A paper published in the Medical Science Monitor in 2011 argues that the benefits of berberine on metabolic symptoms can be attributed to alterations in probiotic bacteria levels (17).
However, at the time of writing, there were no direct experiments confirming this hypothesis. Surprisingly, little research has followed up on this line of thought, but at least there is no evidence suggesting that berberine has a negative effect on the gut microbiome in your body.
Q: Is berberine safe to take long term?
A: The long-term safety of berberine (beyond studies lasting a few months or so) has not yet been established. That’s because research on berberine in humans is fairly new, and we don’t know how berberine’s effects play out over the long term.
However, berberine appears to be both safe and effective when taken for periods of at least eight to twelve weeks, with only mild gastrointestinal side effects like constipation and stomach pain reported in a few people in these studies, so there’s a decent chance future research will find that berberine is safe over the long run.
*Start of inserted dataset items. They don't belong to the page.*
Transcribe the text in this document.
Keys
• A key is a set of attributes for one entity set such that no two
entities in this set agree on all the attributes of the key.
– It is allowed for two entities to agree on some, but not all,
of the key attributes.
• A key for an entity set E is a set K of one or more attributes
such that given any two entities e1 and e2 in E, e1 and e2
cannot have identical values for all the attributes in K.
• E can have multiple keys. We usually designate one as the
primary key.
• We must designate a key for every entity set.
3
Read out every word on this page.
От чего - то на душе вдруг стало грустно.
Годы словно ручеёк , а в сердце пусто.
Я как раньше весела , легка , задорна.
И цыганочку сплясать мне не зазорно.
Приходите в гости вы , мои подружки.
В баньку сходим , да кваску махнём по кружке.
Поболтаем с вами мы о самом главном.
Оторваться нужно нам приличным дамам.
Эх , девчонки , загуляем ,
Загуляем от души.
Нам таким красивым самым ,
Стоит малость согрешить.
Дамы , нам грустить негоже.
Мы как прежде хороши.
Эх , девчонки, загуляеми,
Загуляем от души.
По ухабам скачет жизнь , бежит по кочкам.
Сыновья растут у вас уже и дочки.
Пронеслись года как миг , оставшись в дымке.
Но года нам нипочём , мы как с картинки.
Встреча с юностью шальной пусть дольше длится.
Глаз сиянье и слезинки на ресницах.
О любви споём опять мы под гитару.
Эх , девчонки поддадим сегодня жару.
Related: Our best berberine picks
Berberine shows an impressive range of focused health benefits, from improved blood sugar control to lower cholesterol levels to improvements in weight loss.
Aside from mild gastrointestinal complaints in a minority of people, research suggests that berberine is very safe, and its benefits could help improve your body’s ability to regulate its metabolic system, including improving your control over your blood glucose levels.